Quel che è certo, invece, è che dopo il forfait di Viktor Orbán la premier italiana sarà l'unico leader europeo presente. Una decisione che Meloni ha preso in prima persona, ma raccordandosi con i vertici Ue. Esattamente come era accaduto per la visita lampo a Mar-a-Lago dello scorso 5 gennaio. In quell'occasione, fu Raffaele Fitto a tenere i contatti con la presidente della Commissione Ursula von der Leyen. E fu proprio la sua portavoce, Paula Pinho, a far sapere che la numero uno di Palazzo Berlaymont aveva avuto una telefonata con Meloni per «preparare» insieme la missione in Florida. Allo stesso modo, anche per la presenza all'inauguration day c'è stato un coordinamento con i vertici Ue. Che non sono stati invitati alla cerimonia, ma che conoscono bene l'arte della realpolitik e sono consapevoli di quanto possa essere importante per l'Europa avere un canale con la nuova amministrazione Usa. Sono tanti, infatti, i dossier chiave su cui Trump può incidere pesantemente rispetto agli interessi del Vecchio continente, dai dazi al conflitto in Ucraina. E non solo von der Leyen fa fatica a relazionarsi direttamente con l'ex tycoon, ma ci sono anche Francia e Germania che, per ragioni diverse, stanno vivendo un momento di profonda debolezza. Insomma, come sostiene il capo-delegazione Fdi a Bruxelles Carlo Fidanza, l'invito di Trump a Meloni è «la conferma di un rapporto privilegiato che farà bene all'Italia ma anche all'Ue, a patto che ritrovi se stessa». Sulla stessa linea Andrea Di Giuseppe, deputato Fdi eletto negli Usa. Meloni - ripete da tempo - può davvero ritagliarsi il ruolo di «ponte» tra Stati Uniti e Ue. Dove a preoccupare sono soprattutto i dazi, una delle ragioni per cui la nostra diplomazia non ha nascosto il suo scetticismo sulla presenza di Meloni a Washington. Il timore, infatti, è che tra i numerosi ordini esecutivi che il nuovo inquilino della Casa Bianca vuole firmare ce ne sia uno proprio sulle politiche commerciali verso l'Ue (basti pensare che nel 2024 solo gli scambi tra Stati Uniti e Italia hanno superato i 60 miliardi di euro).

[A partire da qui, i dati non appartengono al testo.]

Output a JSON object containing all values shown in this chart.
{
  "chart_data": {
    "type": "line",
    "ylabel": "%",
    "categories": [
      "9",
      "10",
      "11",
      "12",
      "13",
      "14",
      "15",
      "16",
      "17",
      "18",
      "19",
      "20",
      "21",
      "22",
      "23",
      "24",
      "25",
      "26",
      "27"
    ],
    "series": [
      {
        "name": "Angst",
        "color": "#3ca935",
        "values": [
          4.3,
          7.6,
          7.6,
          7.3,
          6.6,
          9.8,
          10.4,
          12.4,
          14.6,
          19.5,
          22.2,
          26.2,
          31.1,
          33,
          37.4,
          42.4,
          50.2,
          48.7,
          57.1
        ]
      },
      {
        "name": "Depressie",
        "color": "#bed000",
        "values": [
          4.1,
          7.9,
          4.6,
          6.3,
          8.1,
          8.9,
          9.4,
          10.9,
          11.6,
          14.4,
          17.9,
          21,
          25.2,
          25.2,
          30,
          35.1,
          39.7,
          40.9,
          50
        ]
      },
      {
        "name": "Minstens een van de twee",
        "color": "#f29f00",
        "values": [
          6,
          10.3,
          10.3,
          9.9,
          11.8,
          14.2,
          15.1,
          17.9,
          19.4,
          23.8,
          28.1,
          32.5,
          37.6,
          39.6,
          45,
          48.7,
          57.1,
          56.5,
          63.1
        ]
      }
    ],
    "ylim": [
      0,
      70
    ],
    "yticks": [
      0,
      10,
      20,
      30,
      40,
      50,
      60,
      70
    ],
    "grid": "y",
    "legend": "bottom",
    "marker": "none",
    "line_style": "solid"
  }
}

Insieme a Meloni, a Washington ci saranno anche i vertici di Ecr. Una delegazione guidata dal suo successore alla presidenza del partito dei Conservatori, l'ex premier polacco Mateusz Morawiecki.

E con una folta presenza di esponenti di Fdi, dal vicepresidente di Ecr Fidanza al segretario generale Antonio Giordano. Ieri sera hanno partecipato al gala di Americans for Tax Reform, un think thank conservatore anti-tasse, e stasera saranno ospiti dell'Iri (l'International republican institute).